2017 yılının Şubat ayında ATÖLYE ve Zorlu Holding kurucu ortaklığında hayata geçirdiğimiz bir sosyal inovasyon platformu olan imece ise ATÖLYE ile birlikte büyümeye, gelişmeye ve sosyal fayda etrafında ürün ve hizmetler geliştirmeye devam ediyor. Sosyal inovasyon alanında kapasite geliştiren, komünite oluşturan ve Destek Programı ile sosyal girişimcilere bir alan açan imece, Sürdürülebilir Kalkınma Hedefleri’ni odağına alan temalar etrafında sosyal fayda ve insan odaklı tasarımı bir araya getiriyor.

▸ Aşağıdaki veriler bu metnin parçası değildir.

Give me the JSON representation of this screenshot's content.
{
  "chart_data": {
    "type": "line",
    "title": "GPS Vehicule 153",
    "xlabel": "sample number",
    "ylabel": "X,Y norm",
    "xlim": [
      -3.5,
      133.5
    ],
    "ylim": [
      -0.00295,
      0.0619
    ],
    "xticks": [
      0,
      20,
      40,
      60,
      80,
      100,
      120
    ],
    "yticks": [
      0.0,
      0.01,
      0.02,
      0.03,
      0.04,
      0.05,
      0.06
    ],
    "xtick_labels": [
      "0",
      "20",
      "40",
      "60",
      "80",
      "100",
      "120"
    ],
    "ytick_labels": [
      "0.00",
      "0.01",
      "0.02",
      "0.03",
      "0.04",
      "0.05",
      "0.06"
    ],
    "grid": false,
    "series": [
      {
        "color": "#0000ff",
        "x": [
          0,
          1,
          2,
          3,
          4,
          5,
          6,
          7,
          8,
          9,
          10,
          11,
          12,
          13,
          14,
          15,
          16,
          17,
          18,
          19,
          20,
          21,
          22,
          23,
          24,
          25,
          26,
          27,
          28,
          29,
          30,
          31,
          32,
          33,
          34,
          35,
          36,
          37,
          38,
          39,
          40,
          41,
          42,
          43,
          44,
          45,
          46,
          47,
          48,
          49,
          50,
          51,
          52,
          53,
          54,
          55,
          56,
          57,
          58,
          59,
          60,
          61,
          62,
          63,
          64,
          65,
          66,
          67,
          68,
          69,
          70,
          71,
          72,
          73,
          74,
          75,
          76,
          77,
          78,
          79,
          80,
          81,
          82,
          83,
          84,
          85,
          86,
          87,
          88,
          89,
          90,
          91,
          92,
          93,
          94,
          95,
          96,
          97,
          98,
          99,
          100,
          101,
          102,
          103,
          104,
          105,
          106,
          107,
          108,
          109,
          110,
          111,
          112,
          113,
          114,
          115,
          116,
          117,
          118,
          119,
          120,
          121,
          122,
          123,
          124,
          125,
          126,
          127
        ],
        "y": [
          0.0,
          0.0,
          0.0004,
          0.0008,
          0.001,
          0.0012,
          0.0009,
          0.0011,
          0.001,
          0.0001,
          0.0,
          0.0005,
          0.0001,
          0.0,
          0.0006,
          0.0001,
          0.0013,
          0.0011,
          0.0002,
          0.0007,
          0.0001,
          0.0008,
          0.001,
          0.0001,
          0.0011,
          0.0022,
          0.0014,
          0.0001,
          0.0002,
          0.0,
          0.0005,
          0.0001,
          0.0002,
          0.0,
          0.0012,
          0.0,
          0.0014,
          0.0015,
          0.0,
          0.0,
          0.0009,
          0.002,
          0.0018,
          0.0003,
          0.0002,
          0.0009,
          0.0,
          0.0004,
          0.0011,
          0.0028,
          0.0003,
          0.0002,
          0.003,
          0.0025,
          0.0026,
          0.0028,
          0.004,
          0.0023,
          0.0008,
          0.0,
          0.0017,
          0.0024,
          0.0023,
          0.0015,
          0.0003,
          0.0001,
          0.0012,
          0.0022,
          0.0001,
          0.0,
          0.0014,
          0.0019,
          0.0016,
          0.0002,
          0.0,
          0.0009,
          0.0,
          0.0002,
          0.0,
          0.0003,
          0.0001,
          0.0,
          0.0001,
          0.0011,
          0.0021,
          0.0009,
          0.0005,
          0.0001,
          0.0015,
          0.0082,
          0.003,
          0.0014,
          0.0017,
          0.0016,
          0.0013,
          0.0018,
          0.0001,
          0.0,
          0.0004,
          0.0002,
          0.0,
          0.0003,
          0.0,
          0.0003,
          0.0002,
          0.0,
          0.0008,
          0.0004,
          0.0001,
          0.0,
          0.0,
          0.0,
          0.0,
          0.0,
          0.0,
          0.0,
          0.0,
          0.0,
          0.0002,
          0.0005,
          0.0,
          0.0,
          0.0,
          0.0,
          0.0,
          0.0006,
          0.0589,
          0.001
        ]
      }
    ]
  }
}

Üzerinde çalıştığınız yeni projeleriniz neler?
Farklı disiplinlerin ve pratiklerin yer aldığı bir stüdyo olarak, tasarladığımız ve uyguladığımız projelerin alanlarını da birbirinden çok farklı oluyor, ancak bu fark bize, üzerinde çalıştığımız tüm projelerde yeni bakış açıları geliştirme ve birbirinden öğrenme imkanı sunuyor.
Mimari tasarım alanında yılın ilk çeyreğinde oldukça yoğun bir dönem geçirdik. Yaklaşık iki aydır, Sabancı Üniversitesi Nanoteknoloji Uygulama Merkezi’nde (SU | NUM), kampüsteki araştırmacılar arasındaki iletişimi artıracak ve araştırmacıların endüstriyle olan bağını kuvvetlendirecek etkileşim alanlarını tasarlıyoruz. Araştırma projelerindeki deneme-yanılma-yeniden yapma süreçlerindeki değişimden esinlenerek ofis, etkinlik, sergi ve sosyal alanlara sahip bir mekansal program tasarladık. Yine son zamanlarda üzerinde çalıştığımız bir diğer proje de Zorlu Holding’in Levent 199 binasında yer alan bir hibrit ofis tasarımı. Odaklanma, iş birliği ve etkileşimi odağına alan tasarım, global çalışma trendlerini, kurumun ve 21. yüzyılın ihtiyaçları ile birleştiren bir mekansal program ve kurumsal kimliği içeriyor. Farklı kullanıcı profillerine göre şekillenen senaryolar ve geliştirilen deneyim tasarımı, çalışma alanlarının geleceğine dair bir ön izleme fırsatı sunuyor.
Servis tasarımı alanında ise, geçtiğimiz aylarda bir finansal mobil uygulama projesi üzerine çalışmaya başladık. Projenin araştırma evresinde, banka profesyonelleriyle bir araya gelerek, tasarım odaklı düşünme metoduyla mobil uygulamanın içeriği hakkında beyin fırtınası yaptık. Eğitim kapsamında, bankanın farklı departmanlarındaki çalışanlarıyla var olan mobil uygulama üzerinden kullanıcı deneyimi ölçümü yaparak, yeni uygulamadaki olası yansımalarının neler olabileceği konusunda yol haritası çizdik. Şu anda da bu projenin kullanıcı deneyimi ve arayüz tasarımları üzerine çalışıyoruz.